I haven't actually written much in the way of substance lately. I guess the only reason for that is my hectic schedule, my two week tropical vacation and the fact that I have talked it all out of me. Yes, talked intelligently and at length with the one, the only, the nearly married Mr.Paramour. (I told you this was getting interesting.) He got mad at me today because I lied to my mom about being out with him. (She says I don't know what I'm getting myself into- obviously not because I didn't know I was getting into anything...) I got mad at him because he lied to his fiance about being out with me today.

"I told her I'm not taking any more of her shit, I'ma tell her straight up, yeah I'm hangin out with her and what, y'namean?-- hol' up Hallo?... Yeah baby I miss you too.... uh-huh... nah baby I'm at the pool ... oh you just talkin to my dumbass, huh? (verbatim, I swear!) oh you gonna call you other boyfriend huh?... yeah, she here...."

What the hell is that, do tell? "Don't care about what they say, I don't listen to her, I just tell her "yeah babe I am gonna talk to Louise, what about it"MY ARSE. "Don't let what my psycho no good girlfriend has to say baout you or to you get to you, but let me lie to her so she don'tknow I'm hanging out with you" I HATE THIS. I HATE HIM TELLING ME EVERYTHING. I HATE BEING FRIENDS WITH HIM. I HATE THAT HE'S WITH HER. I HATE THAT SHE'S SUCH A DOG. I just generally hate this situation.
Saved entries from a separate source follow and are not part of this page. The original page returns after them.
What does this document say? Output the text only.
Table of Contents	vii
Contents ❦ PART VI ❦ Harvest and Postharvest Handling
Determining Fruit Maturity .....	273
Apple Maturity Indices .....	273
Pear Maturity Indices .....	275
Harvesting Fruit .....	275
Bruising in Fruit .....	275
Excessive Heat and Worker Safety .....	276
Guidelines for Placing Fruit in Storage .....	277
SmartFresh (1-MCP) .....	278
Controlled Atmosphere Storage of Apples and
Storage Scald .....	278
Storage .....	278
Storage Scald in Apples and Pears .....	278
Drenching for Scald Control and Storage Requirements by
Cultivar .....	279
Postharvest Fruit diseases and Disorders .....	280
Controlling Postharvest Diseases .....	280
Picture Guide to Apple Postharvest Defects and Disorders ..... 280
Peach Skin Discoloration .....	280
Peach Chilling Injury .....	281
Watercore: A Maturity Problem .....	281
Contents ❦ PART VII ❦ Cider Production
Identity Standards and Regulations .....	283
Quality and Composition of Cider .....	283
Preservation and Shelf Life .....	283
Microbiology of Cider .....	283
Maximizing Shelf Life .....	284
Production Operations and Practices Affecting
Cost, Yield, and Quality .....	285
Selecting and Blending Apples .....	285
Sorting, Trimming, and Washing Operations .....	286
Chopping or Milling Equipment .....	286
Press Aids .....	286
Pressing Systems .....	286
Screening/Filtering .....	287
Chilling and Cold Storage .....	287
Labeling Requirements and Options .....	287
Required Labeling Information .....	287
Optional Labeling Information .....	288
Her family doesn't like him, his doesn't like her, HE doesn't love her, She tries to control every breath he takes.... WHAT THE HELL IS WRONG WITH ADULTS? I swear i wish I could just be married and not ever even have the chance to get this involved in someone else's relationship.

Oh yeah and guess who the cat drug in for kelly's wedding saturday all the way from sunny Texas? Mr.Mr. Mr. "I'm too old for you but I'll be friends with you no matter what they say untill it bugs me and then I'll just treat you like something my dog ate and threw up on my carpet" came up for a nice little visit...

"wow, I haven't talked to you in a while, a guess since even before I left... yeah sorry about that... well I hear you're doing well... yeah yeah I'm fine..."

WHY DID HE HAVE TO LOOK AT ME LIKE THAT? I always fell for those sad lonely littlle puppy eyes. DAMN HIM AND HIS EYES! Lookin' at me like that getting me all worked up inside like things weren't ridiculous when he left. Looking at me like he didn't break my heart and make me cry unneccesarily when he listened to every words they said and just turned everything off to me. Looking at me like he didn't give up on our friendship just as easily as he packed up and moved on home with barley a word. Damn him so swooping back in here like that with those eyes.... :(

Oh well...

Mr.Hampster is finally leaving. I haven't talked to him since graduation when, oh yes, he called me a whore infront of everyone on stage at rehersal... I am so glad now that he's leaving. I'm sad that he's a self-centered, pig-headed, unfeeling, low-life, uptight, self-righteous, incestueous dog and that's why we'll never be together. But I think him leaving will be okay. Good even.

But, with college season approaching, many more departures will also inevitably insue. Miss.Loquacious, who I have managed not to kill yet even after all we've been through, is leaving. As is previously unmentioned Cowgirl. (yes, like ye-haw- she's going to school to become a horse TRADER, not TRAINER, mind you)

What ever shall I do all alone and alonely?
1 Samuel 20:42 to all I know and knew.